Our relationship to God must tend towards that which Jesus in his humanity had with his Father, and our attitude towards our neighbour must tend towards that of Jesus himself towards the people he met.

“Each soul (person) is a member belonging to the body of the Son of God. For we are all grafted on to him like the stock on to the vine, and we are bone of his bone and flesh of his flesh …” (id. Nº 123)

Finally, one could say that for Bérullethe Incarnation leads to ecology, not for the simple survival of man, but as a harmonious, respectful managementfor man, of all God’s creation:

“The earth was honoured with his presence, was marked by his steps, was taught by his word, was watered by his blood, and was honoured in his mysteries.” (Elevation. Ste. Madeleine, quoted in id. P. 203)

C – Olier

To live for God in Jesus Christ: this is the title of a book on Olier (M. Dupuy, Cerf 1995). For him, this title well defines the orientation of the spirituality of Jean-Jacques Olier, even if it seems to me more difficult to extract very significant texts that would link up directly to the theme of reconciliation.

I note two of them:

The spirit of resurrection given to all Christians

Olier commented on the text of St. Paul in Rom. 8.15: “…you have received a Spirit that makes of you sons and by which we cry out: Abba, Father.”

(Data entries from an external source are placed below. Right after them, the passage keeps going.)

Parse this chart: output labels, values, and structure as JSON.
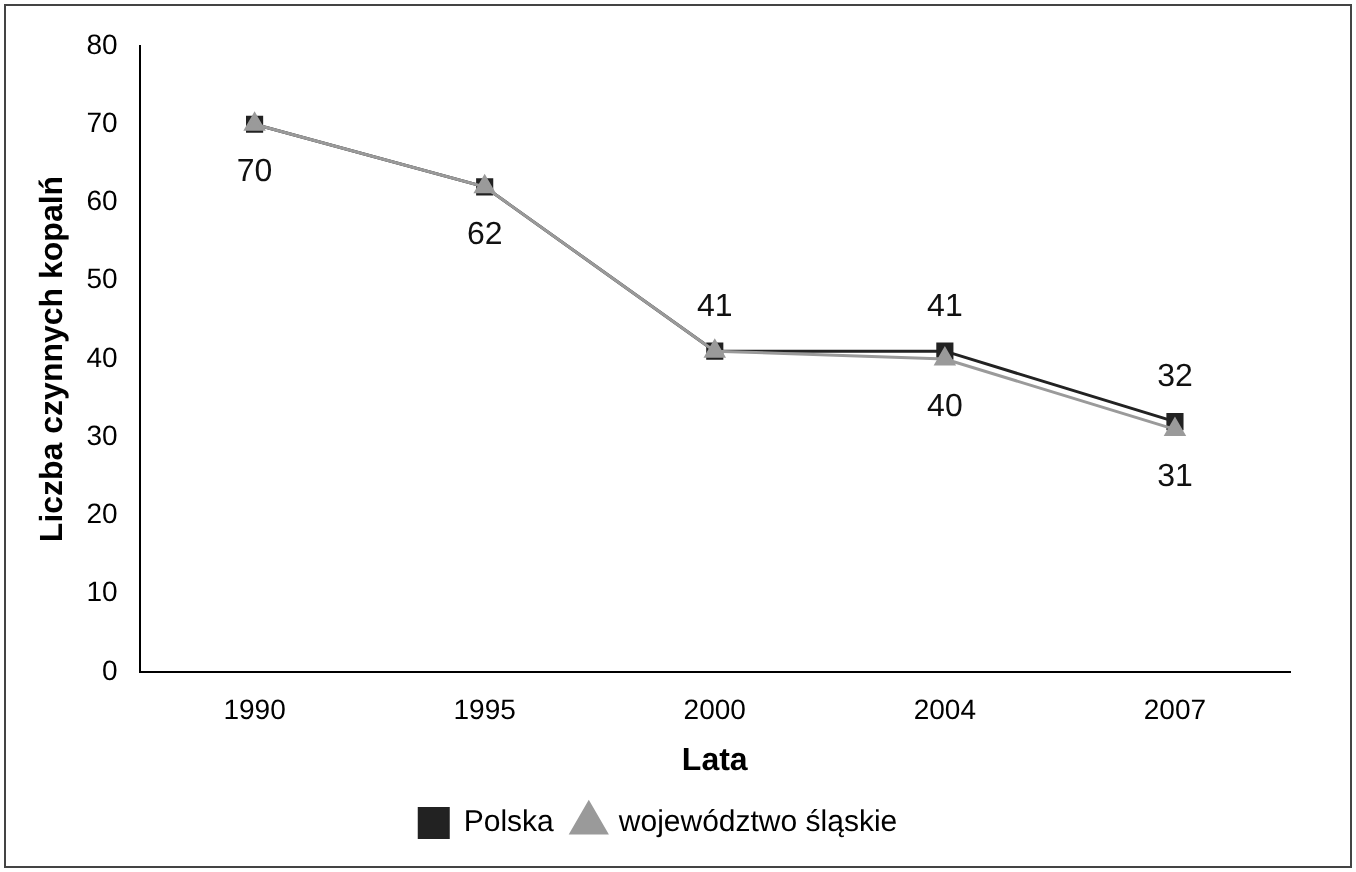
{
  "chart_data": {
    "type": "line",
    "xlabel": "Lata",
    "ylabel": "Liczba czynnych kopalń",
    "categories": [
      "1990",
      "1995",
      "2000",
      "2004",
      "2007"
    ],
    "series": [
      {
        "name": "Polska",
        "color": "#222222",
        "marker": "square",
        "values": [
          70,
          62,
          41,
          41,
          32
        ],
        "value_labels": [
          "70",
          "62",
          "41",
          "41",
          "32"
        ]
      },
      {
        "name": "województwo śląskie",
        "color": "#9a9a9a",
        "marker": "triangle",
        "values": [
          70,
          62,
          41,
          40,
          31
        ],
        "value_labels": [
          null,
          null,
          null,
          "40",
          "31"
        ]
      }
    ],
    "ylim": [
      0,
      80
    ],
    "yticks": [
      0,
      10,
      20,
      30,
      40,
      50,
      60,
      70,
      80
    ],
    "grid": false,
    "legend": "bottom"
  }
}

He thus underlines that baptism makes us die to our former life, which was under the influence of sin, and makes us enter into the life of grace “by the intervention of the Holy Sprit who comes to us to animate a new life, of new sentiments and movements, which are divine sentiments and movements because they come from the Holy Spirit who is God and who can not pour out on us anything that is not divine …” (Memoires, 15)

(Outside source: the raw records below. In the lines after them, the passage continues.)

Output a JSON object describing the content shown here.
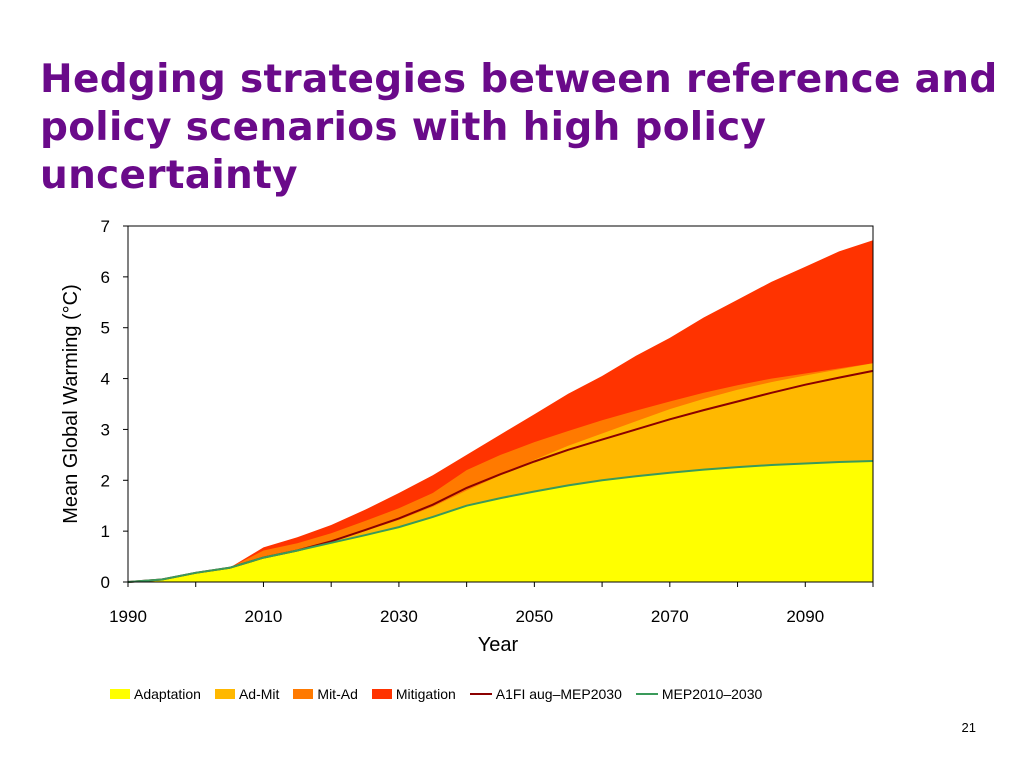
{
  "slide": {
    "title": "Hedging strategies between reference and policy scenarios with high policy uncertainty",
    "page_number": "21"
  },
  "chart_data": {
    "type": "area",
    "xlabel": "Year",
    "ylabel": "Mean Global Warming (°C)",
    "xlim": [
      1990,
      2100
    ],
    "ylim": [
      0,
      7
    ],
    "x_ticks": [
      "1990",
      "2010",
      "2030",
      "2050",
      "2070",
      "2090"
    ],
    "y_ticks": [
      "0",
      "1",
      "2",
      "3",
      "4",
      "5",
      "6",
      "7"
    ],
    "grid": false,
    "legend_position": "bottom",
    "x": [
      1990,
      1995,
      2000,
      2005,
      2010,
      2015,
      2020,
      2025,
      2030,
      2035,
      2040,
      2045,
      2050,
      2055,
      2060,
      2065,
      2070,
      2075,
      2080,
      2085,
      2090,
      2095,
      2100
    ],
    "series": [
      {
        "name": "Adaptation",
        "kind": "area",
        "color": "#ffff00",
        "values": [
          0,
          0.05,
          0.18,
          0.28,
          0.48,
          0.62,
          0.77,
          0.92,
          1.08,
          1.28,
          1.5,
          1.65,
          1.78,
          1.9,
          2.0,
          2.08,
          2.15,
          2.21,
          2.26,
          2.3,
          2.33,
          2.36,
          2.38
        ]
      },
      {
        "name": "Ad-Mit",
        "kind": "area",
        "color": "#ffb800",
        "values": [
          0,
          0.05,
          0.18,
          0.28,
          0.48,
          0.62,
          0.8,
          1.0,
          1.22,
          1.48,
          1.8,
          2.1,
          2.4,
          2.68,
          2.92,
          3.16,
          3.4,
          3.6,
          3.78,
          3.93,
          4.06,
          4.18,
          4.3
        ]
      },
      {
        "name": "Mit-Ad",
        "kind": "area",
        "color": "#ff7a00",
        "values": [
          0,
          0.05,
          0.18,
          0.28,
          0.62,
          0.76,
          0.96,
          1.2,
          1.45,
          1.75,
          2.2,
          2.5,
          2.75,
          2.97,
          3.18,
          3.37,
          3.55,
          3.72,
          3.87,
          4.0,
          4.1,
          4.2,
          4.3
        ]
      },
      {
        "name": "Mitigation",
        "kind": "area",
        "color": "#ff3300",
        "values": [
          0,
          0.05,
          0.18,
          0.28,
          0.68,
          0.88,
          1.12,
          1.42,
          1.75,
          2.1,
          2.5,
          2.9,
          3.3,
          3.7,
          4.05,
          4.45,
          4.8,
          5.2,
          5.55,
          5.9,
          6.2,
          6.5,
          6.72
        ]
      },
      {
        "name": "A1FI aug–MEP2030",
        "kind": "line",
        "color": "#8b0000",
        "values": [
          0,
          0.05,
          0.18,
          0.28,
          0.48,
          0.62,
          0.8,
          1.02,
          1.25,
          1.52,
          1.85,
          2.12,
          2.37,
          2.6,
          2.8,
          3.0,
          3.2,
          3.38,
          3.55,
          3.72,
          3.88,
          4.02,
          4.15
        ]
      },
      {
        "name": "MEP2010–2030",
        "kind": "line",
        "color": "#3a9a5a",
        "values": [
          0,
          0.05,
          0.18,
          0.28,
          0.48,
          0.62,
          0.77,
          0.92,
          1.08,
          1.28,
          1.5,
          1.65,
          1.78,
          1.9,
          2.0,
          2.08,
          2.15,
          2.21,
          2.26,
          2.3,
          2.33,
          2.36,
          2.38
        ]
      }
    ]
  }
}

“By the regeneration of baptism, the eternal Father is our Father, who communicates his inclinations, his sentiments and his sanctity to us by virtue of his Spirit which he gives us, and which in us is the principle of the holy and divine life that then bursts out in our works like those of God, which glorify him on the earth …” (catechisme chretien pour la vie interieure, lecon VIII)

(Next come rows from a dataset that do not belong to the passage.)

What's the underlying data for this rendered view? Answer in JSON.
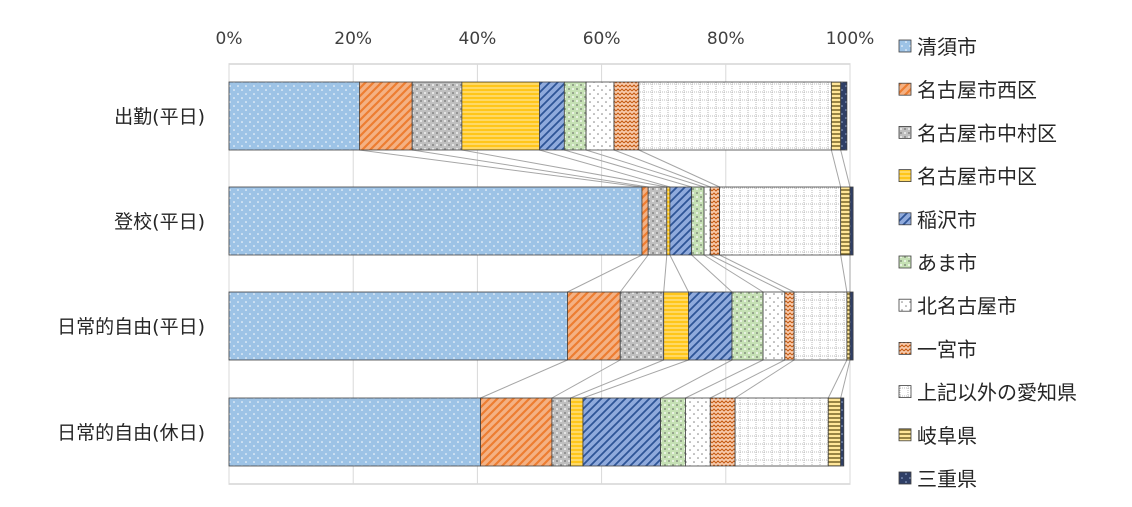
{
  "chart_data": {
    "type": "bar",
    "orientation": "horizontal",
    "stacked": "100%",
    "title": "",
    "xlabel": "",
    "ylabel": "",
    "xlim": [
      0,
      100
    ],
    "x_ticks": [
      "0%",
      "20%",
      "40%",
      "60%",
      "80%",
      "100%"
    ],
    "x_tick_values": [
      0,
      20,
      40,
      60,
      80,
      100
    ],
    "grid": "vertical",
    "legend_position": "right",
    "series_lines": true,
    "categories": [
      "出勤(平日)",
      "登校(平日)",
      "日常的自由(平日)",
      "日常的自由(休日)"
    ],
    "series": [
      {
        "name": "清須市",
        "values": [
          21,
          66.5,
          54.5,
          40.5
        ],
        "color": "#9dc3e6",
        "pattern": "dots"
      },
      {
        "name": "名古屋市西区",
        "values": [
          8.5,
          1.0,
          8.5,
          11.5
        ],
        "color": "#f4b183",
        "pattern": "diag-up"
      },
      {
        "name": "名古屋市中村区",
        "values": [
          8,
          3,
          7,
          3
        ],
        "color": "#bfbfbf",
        "pattern": "checker"
      },
      {
        "name": "名古屋市中区",
        "values": [
          12.5,
          0.5,
          4,
          2
        ],
        "color": "#ffd966",
        "pattern": "hlines"
      },
      {
        "name": "稲沢市",
        "values": [
          4,
          3.5,
          7,
          12.5
        ],
        "color": "#8faadc",
        "pattern": "diag-up-dark"
      },
      {
        "name": "あま市",
        "values": [
          3.5,
          2,
          5,
          4
        ],
        "color": "#c5e0b4",
        "pattern": "checker"
      },
      {
        "name": "北名古屋市",
        "values": [
          4.5,
          1,
          3.5,
          4
        ],
        "color": "#ffffff",
        "pattern": "dots-dark"
      },
      {
        "name": "一宮市",
        "values": [
          4,
          1.5,
          1.5,
          4
        ],
        "color": "#f8cbad",
        "pattern": "zigzag"
      },
      {
        "name": "上記以外の愛知県",
        "values": [
          31,
          19.5,
          8.5,
          15
        ],
        "color": "#ffffff",
        "pattern": "grid-dots"
      },
      {
        "name": "岐阜県",
        "values": [
          1.5,
          1.5,
          0.5,
          2
        ],
        "color": "#ffe699",
        "pattern": "hlines-dark"
      },
      {
        "name": "三重県",
        "values": [
          1,
          0.5,
          0.5,
          0.5
        ],
        "color": "#2f3f66",
        "pattern": "dots-light"
      }
    ]
  }
}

These two texts show off God’s initiative and the newness of the life that is given by Baptism, which grafts us onto Christ.

Elsewhere, Condren (a disciple of Bérulle and spiritual director to Jean-Jacques Olier) and Olier himself often quote the letter to the Hebrews regarding the priesthood and the sacrifice of Jesus, which allowed us to enter into the New Covenant.

Regarding this letter, we must not forget that the radical change in the situation due to the mediation of Christ will only be verified for those who accept this mediation, in a movement of faith.

Conclusion

Through these different texts, we can well see that our FrenchSchool authors (Bérulle and Olier) do not talk directly of reconciliation.

But they evoke with force, the framework which makes possible the putting into practice of reconciliation in our lives: reconciled with God and among ourselves by the gift that Jesus Christ made of his life, it is only if we commit ourselves in our turn to “live for God in Jesus Christ”. that reconciliation will become possible in all our human relationships, and with the universe itself.